Justin had known his whole life that he had three half brothers but had never known any of them. He bought Adams a bus ticket, and the two brothers met in Danville for the first time in February, and their uncle came up to join in the reunion.
Justin said there's definitely "something in the blood," referring to similarities in looks, actions and personalities between him and his brother.
"It's weird to me," said Justin, who just got back to Danville last week after he and Adams spent some time in Texas, meeting extended family and visiting graves of their father and other relatives.
"It's really fun. I'm having a good time, getting to meet Sean after all these years," said Tom Taylor, who added that when he looks at his two nephews, he sees his brother, whom he misses very much.
Justin Taylor and Adams both hope to track down their other two brothers and hope they, too, want to establish relationships with them.
As an adopted child, Adams said, what's important is finding the truth and not that Dad was a NASA scientist.
"And that was the case for me," he said. "There's good and bad in all of us."
Adams is planning to move from New York to Dallas to be near his family and might change his name from Adams to Taylor after all these years. Justin tried to convince him to move to Danville to be near him, but now Justin is thinking about moving to Texas some day.

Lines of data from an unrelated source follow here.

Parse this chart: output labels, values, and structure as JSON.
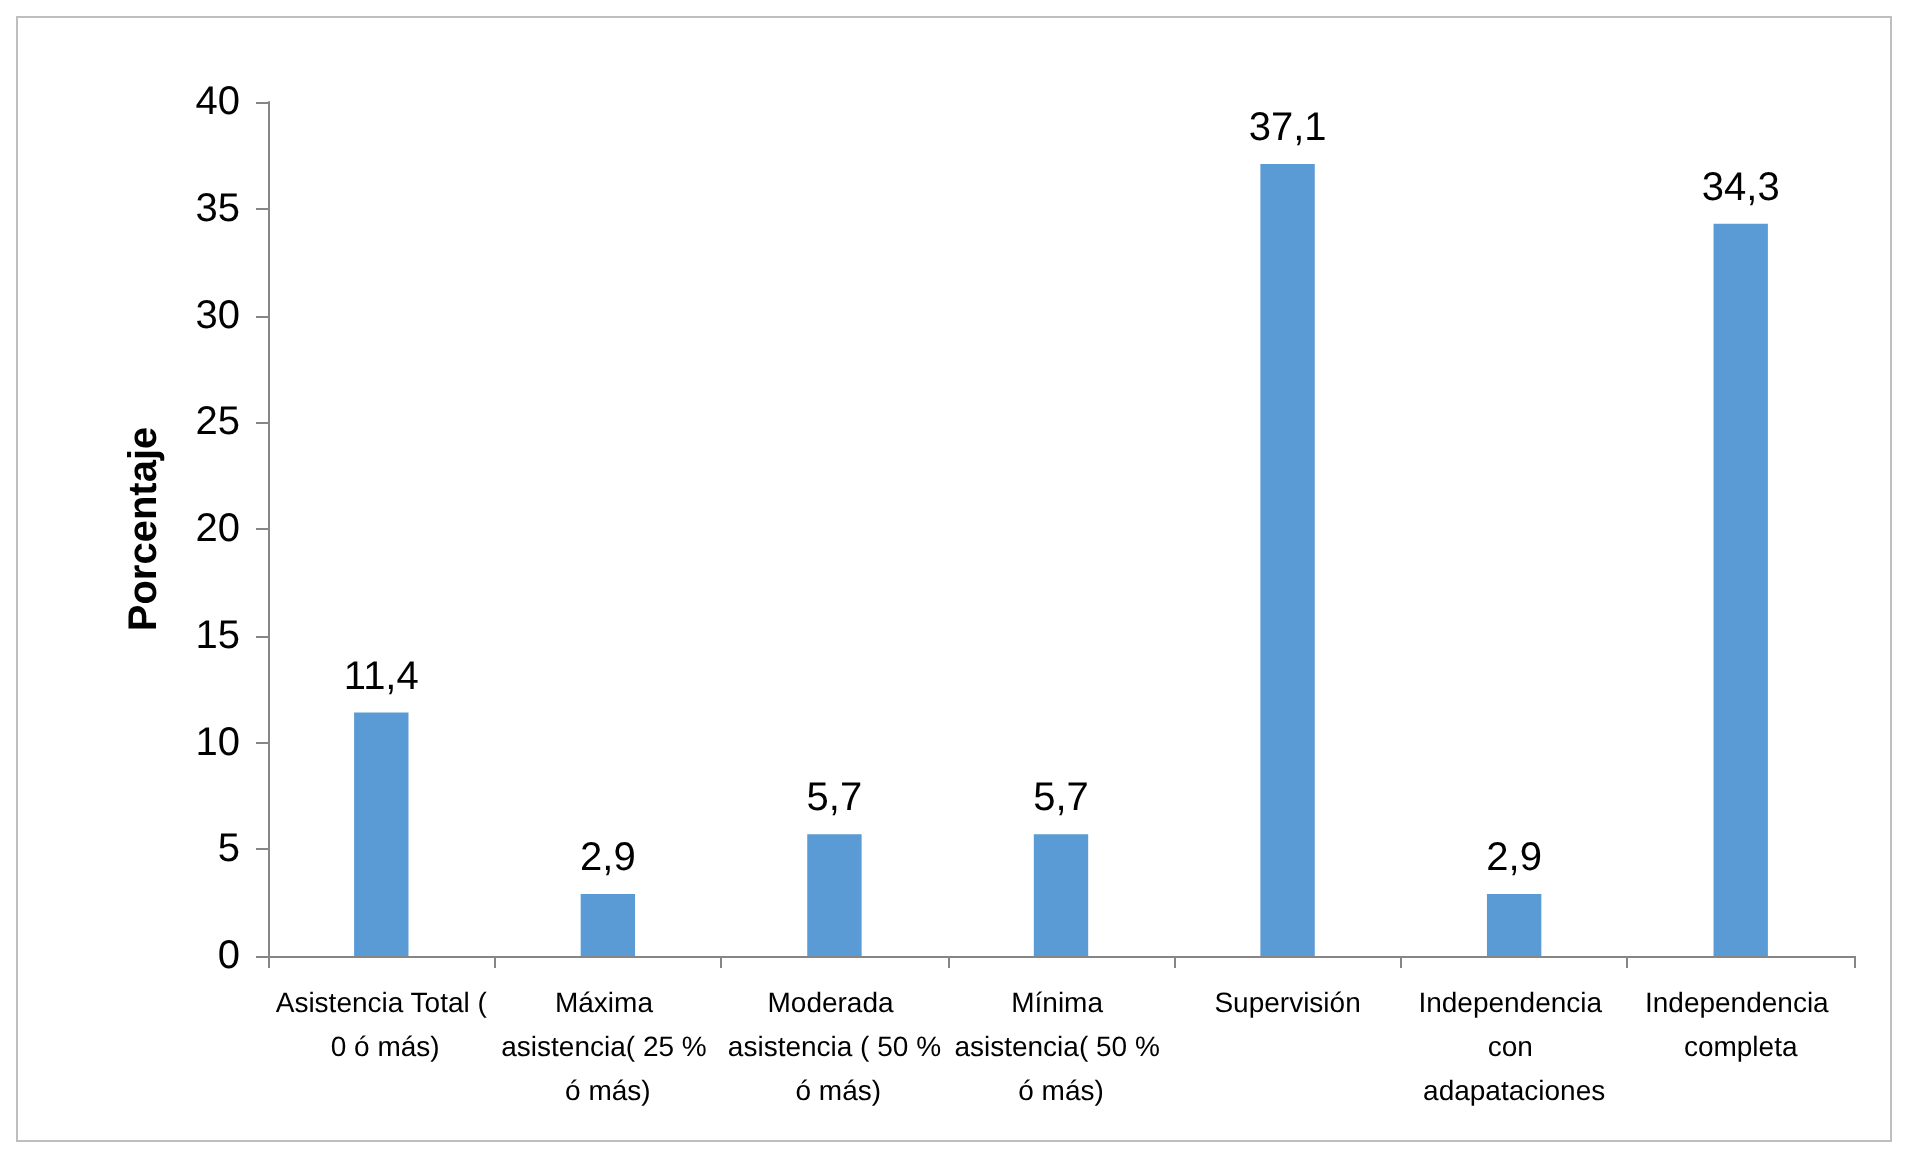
{
  "chart_data": {
    "type": "bar",
    "ylabel": "Porcentaje",
    "categories": [
      "Asistencia Total ( 0 ó más)",
      "Máxima asistencia( 25 % ó más)",
      "Moderada asistencia ( 50 % ó más)",
      "Mínima asistencia( 50 % ó más)",
      "Supervisión",
      "Independencia con adapataciones",
      "Independencia completa"
    ],
    "values": [
      11.4,
      2.9,
      5.7,
      5.7,
      37.1,
      2.9,
      34.3
    ],
    "value_labels": [
      "11,4",
      "2,9",
      "5,7",
      "5,7",
      "37,1",
      "2,9",
      "34,3"
    ],
    "color": "#5b9bd5",
    "ylim": [
      0,
      40
    ],
    "yticks": [
      0,
      5,
      10,
      15,
      20,
      25,
      30,
      35,
      40
    ],
    "grid": false
  }
}
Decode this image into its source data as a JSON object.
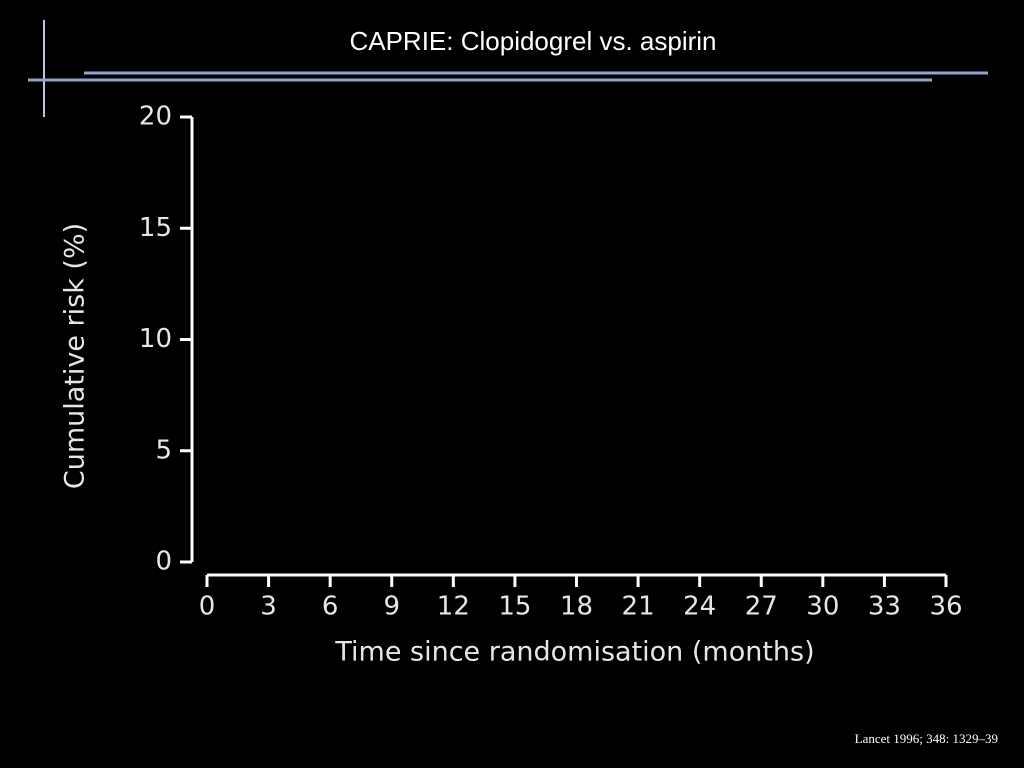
{
  "chart_data": {
    "type": "line",
    "title": "CAPRIE: Clopidogrel vs. aspirin",
    "x_label": "Time since randomisation (months)",
    "y_label": "Cumulative risk (%)",
    "xlim": [
      0,
      36
    ],
    "xticks": [
      0,
      3,
      6,
      9,
      12,
      15,
      18,
      21,
      24,
      27,
      30,
      33,
      36
    ],
    "ylim": [
      0,
      20
    ],
    "yticks": [
      0,
      5,
      10,
      15,
      20
    ],
    "source": "Lancet 1996; 348: 1329–39"
  }
}
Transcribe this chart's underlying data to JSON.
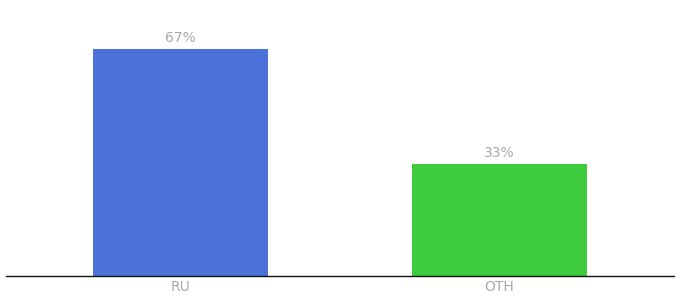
{
  "categories": [
    "RU",
    "OTH"
  ],
  "values": [
    67,
    33
  ],
  "bar_colors": [
    "#4a72d9",
    "#3ecb3e"
  ],
  "label_texts": [
    "67%",
    "33%"
  ],
  "label_color": "#aaaaaa",
  "ylim": [
    0,
    80
  ],
  "background_color": "#ffffff",
  "tick_label_fontsize": 10,
  "bar_label_fontsize": 10,
  "bar_width": 0.55,
  "spine_color": "#111111"
}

Adams said finding his family is one of the "coolest things" that's ever happened to him. He said he's been on his own for a long time, not really knowing where home was and then by some sort of divine intervention this happens a little more than a month ago.
His uncle believes there may have been some divine intervention as well the night that he decided to try the name Adams after so many searches for Sean Taylor.
"It was such a coincidence that I happened to change his last name on the Internet inquiry. He told me (later) that he hadn't even been on the Internet for very long, and the biography piece had not been on there very long, so even if I had changed it to Adams previously, he wouldn't have come up. It had to be somebody was doing something to help us," said Tom Taylor, whom Justin and Adams have asked why he cared so much about finding them.
"I think family is probably the most important thing that I live for. I mean, what else is there?" Tom Taylor said.
Adams said it's been a crazy journey since that phone call from his uncle a little more than a month ago.
"It's been great," he said. "It replaces a real big hole in my heart that I never knew how to fill. And I have a place to call home."